The last two months have been busy in the legislature, with the House and the Senate swapping bills that have made it this far in the process. Here are six to watch.
- Medicaid Expansionhas gone through some changes but looks like it may pass in the end. Current changes include a 5-year agreement (instead of 2 years) and a work requirement but one that would count things like education and job training as well as being employed. Also the program would change to a managed care system. Everyone recognizes that it has been a big success with about 50,000 NH residents using it at any one time; many people only need it for a short time and then they can switch to another health care plan.
- Voter rights– There is a bill that will make it harder for some people like students to vote in the state because they have to show in-state ID or else sign an affidavit saying they are essentially permanent residents, so then they need to get a NH driver’s license and register their car in NH. The myth that there is voter fraud in NH is fueling this bill. We’ll have to wait and see if it becomes law.
- 3. School choice/ voucher bill– SB 193 would allow families to use public tax dollars to pay for private, religious, or home schooling. The idea of allowing more choice is a good one, but using public dollars for religious schools is most likely unconstitutional and will be challenged if it is made law. It is currently being held in committee and has not yet had a vote in the House.
- 4. Marsy’s Law– This is a bill to guarantee victim’s rights in the state constitution. While it sounds like a good idea and has been passed in several other states, the NH version has some problems. One problem is that the victim would be allowed to be present even when, for example, a juvenile defendant is meeting with his counselor. If the bill passes then it will be put on the ballot in November for everyone to vote on.

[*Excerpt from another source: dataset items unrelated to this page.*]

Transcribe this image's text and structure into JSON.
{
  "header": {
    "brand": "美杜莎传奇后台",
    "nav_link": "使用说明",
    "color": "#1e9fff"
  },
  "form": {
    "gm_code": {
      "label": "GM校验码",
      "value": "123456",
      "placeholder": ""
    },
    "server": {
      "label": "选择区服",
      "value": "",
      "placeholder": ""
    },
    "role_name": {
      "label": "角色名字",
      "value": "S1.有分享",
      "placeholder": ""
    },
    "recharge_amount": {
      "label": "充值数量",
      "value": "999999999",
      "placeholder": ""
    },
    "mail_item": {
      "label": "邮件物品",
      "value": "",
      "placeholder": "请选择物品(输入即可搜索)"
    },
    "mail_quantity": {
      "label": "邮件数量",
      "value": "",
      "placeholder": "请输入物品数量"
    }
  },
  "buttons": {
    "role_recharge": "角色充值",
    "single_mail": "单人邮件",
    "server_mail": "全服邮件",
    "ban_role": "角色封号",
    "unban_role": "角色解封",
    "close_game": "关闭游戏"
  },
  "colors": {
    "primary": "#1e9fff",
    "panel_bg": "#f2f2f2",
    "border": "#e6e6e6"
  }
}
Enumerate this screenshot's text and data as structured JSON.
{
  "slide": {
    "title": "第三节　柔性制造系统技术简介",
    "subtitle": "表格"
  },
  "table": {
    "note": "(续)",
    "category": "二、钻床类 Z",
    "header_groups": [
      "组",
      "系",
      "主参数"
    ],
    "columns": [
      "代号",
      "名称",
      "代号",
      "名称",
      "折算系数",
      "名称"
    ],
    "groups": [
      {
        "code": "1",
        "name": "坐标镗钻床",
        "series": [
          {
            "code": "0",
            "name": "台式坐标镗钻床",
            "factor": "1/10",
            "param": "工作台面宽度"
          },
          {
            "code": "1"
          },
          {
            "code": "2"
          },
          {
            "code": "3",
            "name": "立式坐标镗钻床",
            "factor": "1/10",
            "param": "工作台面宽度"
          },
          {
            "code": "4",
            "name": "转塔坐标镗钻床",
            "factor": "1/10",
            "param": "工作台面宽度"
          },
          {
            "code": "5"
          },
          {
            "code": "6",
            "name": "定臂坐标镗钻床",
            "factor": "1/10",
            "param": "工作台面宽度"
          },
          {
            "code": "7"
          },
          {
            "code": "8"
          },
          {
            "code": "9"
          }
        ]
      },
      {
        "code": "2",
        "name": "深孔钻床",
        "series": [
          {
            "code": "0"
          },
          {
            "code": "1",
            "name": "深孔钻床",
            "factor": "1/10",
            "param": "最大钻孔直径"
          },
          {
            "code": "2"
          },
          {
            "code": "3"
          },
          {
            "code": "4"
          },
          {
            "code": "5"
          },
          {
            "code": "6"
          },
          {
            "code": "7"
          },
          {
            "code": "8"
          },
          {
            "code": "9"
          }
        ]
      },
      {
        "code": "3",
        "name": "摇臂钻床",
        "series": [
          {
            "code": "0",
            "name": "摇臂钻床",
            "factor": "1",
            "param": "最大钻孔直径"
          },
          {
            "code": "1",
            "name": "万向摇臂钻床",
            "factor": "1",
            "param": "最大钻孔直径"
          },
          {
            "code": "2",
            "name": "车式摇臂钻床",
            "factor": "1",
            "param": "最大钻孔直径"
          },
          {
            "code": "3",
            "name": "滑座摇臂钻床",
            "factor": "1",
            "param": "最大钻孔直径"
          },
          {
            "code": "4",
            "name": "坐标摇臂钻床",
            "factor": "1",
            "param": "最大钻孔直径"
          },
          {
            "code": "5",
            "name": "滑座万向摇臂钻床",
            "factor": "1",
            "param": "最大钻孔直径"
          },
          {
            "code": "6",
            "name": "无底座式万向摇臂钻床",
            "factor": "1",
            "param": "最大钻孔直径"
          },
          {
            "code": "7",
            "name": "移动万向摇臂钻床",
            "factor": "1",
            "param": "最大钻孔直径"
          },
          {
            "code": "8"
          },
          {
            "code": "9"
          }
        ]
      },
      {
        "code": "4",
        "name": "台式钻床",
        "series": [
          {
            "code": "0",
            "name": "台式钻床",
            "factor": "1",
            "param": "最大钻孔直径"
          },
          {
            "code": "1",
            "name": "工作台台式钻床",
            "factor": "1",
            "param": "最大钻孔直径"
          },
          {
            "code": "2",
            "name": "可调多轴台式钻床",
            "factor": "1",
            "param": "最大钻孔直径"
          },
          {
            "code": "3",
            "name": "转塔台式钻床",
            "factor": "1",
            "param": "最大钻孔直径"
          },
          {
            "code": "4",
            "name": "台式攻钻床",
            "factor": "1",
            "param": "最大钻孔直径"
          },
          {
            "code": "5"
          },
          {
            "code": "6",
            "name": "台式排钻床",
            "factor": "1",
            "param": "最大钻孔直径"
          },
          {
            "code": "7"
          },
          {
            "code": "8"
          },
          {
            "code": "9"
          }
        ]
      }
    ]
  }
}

- Paid family leave– It is time to guarantee paid family and medical leave for the workers of NH so if they have to stay home and help a dying parent or a new baby they don’t need to worry about losing their job. The first version of the bill was deemed unsound financially, but an amended version shortened the time off and increased the money that would be paid into the insurance fund, and it has now been deemed solvent.
- Regional Greenhouse Gas Initiative (“Reggie”) – This program is potentially being revised again this year. The version being discussed now in the senate is to restore the program to its original form, to use the money for energy efficiency projects in homes and businesses around the state. There’s a huge backlog of homeowners waiting for this program and they may soon get some help.